Das Gerichtsurteil vom 9. Januar bestätigt nun, dass die Maßnahme die Verfassung verletzt, da sie indigene Gewohnheitsrechte beeinträchtigt, ohne ein ordnungsgemäßes Gesetzgebungsverfahren durchlaufen zu haben.

Im Urteil heißt es: "Der Finanzierungsweg des Haushaltsplans kann nicht für Innovationen genutzt werden, die im Gegensatz zu dauerhaften Gesetzen stehen“. Der Artikel “verstößt gegen die ausschließliche Initiative des Präsidenten der Republik in Bezug auf Angelegenheiten der Finanz- oder Haushaltsverwaltung des Staates“, sowie die Gleichheit vor dem Gesetz und die Menschenrechte. Der Kongress ist nur befugt, "Ausgaben im Projekt des Haushaltsgesetzes zu kürzen, nicht aber Bestimmungen einzuführen, die bestehende Gesetze ändern".

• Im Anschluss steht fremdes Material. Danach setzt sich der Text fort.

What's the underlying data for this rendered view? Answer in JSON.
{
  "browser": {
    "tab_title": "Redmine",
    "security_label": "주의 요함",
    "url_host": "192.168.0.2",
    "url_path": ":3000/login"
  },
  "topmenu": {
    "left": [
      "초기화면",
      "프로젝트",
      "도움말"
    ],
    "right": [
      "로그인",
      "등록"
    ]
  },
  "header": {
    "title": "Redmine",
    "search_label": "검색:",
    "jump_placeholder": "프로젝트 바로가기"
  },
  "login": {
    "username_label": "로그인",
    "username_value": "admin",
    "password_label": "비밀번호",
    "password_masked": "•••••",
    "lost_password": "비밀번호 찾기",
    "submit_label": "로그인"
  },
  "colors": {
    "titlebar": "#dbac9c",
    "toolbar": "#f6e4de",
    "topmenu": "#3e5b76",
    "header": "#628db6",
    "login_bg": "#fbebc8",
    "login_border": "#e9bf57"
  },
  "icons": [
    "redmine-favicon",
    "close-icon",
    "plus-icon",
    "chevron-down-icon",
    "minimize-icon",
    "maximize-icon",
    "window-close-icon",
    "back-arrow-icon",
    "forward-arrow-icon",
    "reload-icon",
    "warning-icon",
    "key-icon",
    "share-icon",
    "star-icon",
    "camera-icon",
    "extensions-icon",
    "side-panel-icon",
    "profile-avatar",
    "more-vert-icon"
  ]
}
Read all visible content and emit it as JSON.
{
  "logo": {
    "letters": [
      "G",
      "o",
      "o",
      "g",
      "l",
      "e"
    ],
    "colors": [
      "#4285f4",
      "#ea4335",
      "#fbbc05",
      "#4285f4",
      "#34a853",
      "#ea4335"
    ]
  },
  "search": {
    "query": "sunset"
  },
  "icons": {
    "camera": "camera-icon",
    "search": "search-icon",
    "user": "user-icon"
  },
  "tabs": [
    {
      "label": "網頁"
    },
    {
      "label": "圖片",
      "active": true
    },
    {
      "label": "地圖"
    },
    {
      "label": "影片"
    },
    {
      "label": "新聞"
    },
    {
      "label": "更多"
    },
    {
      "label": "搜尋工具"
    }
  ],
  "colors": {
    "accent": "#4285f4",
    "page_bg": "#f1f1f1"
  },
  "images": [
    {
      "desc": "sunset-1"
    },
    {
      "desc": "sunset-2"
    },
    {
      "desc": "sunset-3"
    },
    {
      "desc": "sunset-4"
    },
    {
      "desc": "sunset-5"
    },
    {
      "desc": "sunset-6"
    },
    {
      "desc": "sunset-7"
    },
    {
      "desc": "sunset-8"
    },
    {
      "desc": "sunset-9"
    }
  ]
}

Die Richter:innen wiesen darauf hin, dass die Partizipationsrechte der indigenen Völker durch das Abkommen 169 der ILO geschützt sind. Dieses garantiert den indigenen Völkern die Intervention in Entscheidungen, welche sie direkt betreffen und es bestimmt entsprechende Standards der Konsultation und Partizipation.

Für die Verteidigung indigener Rechte und des Umweltschutzes in Chile bedeutet das Urteil einen Meilenstein, da es die Achtung der Verfassungsgrundsätze und der Kosmovision der indigenen Völker garantiert.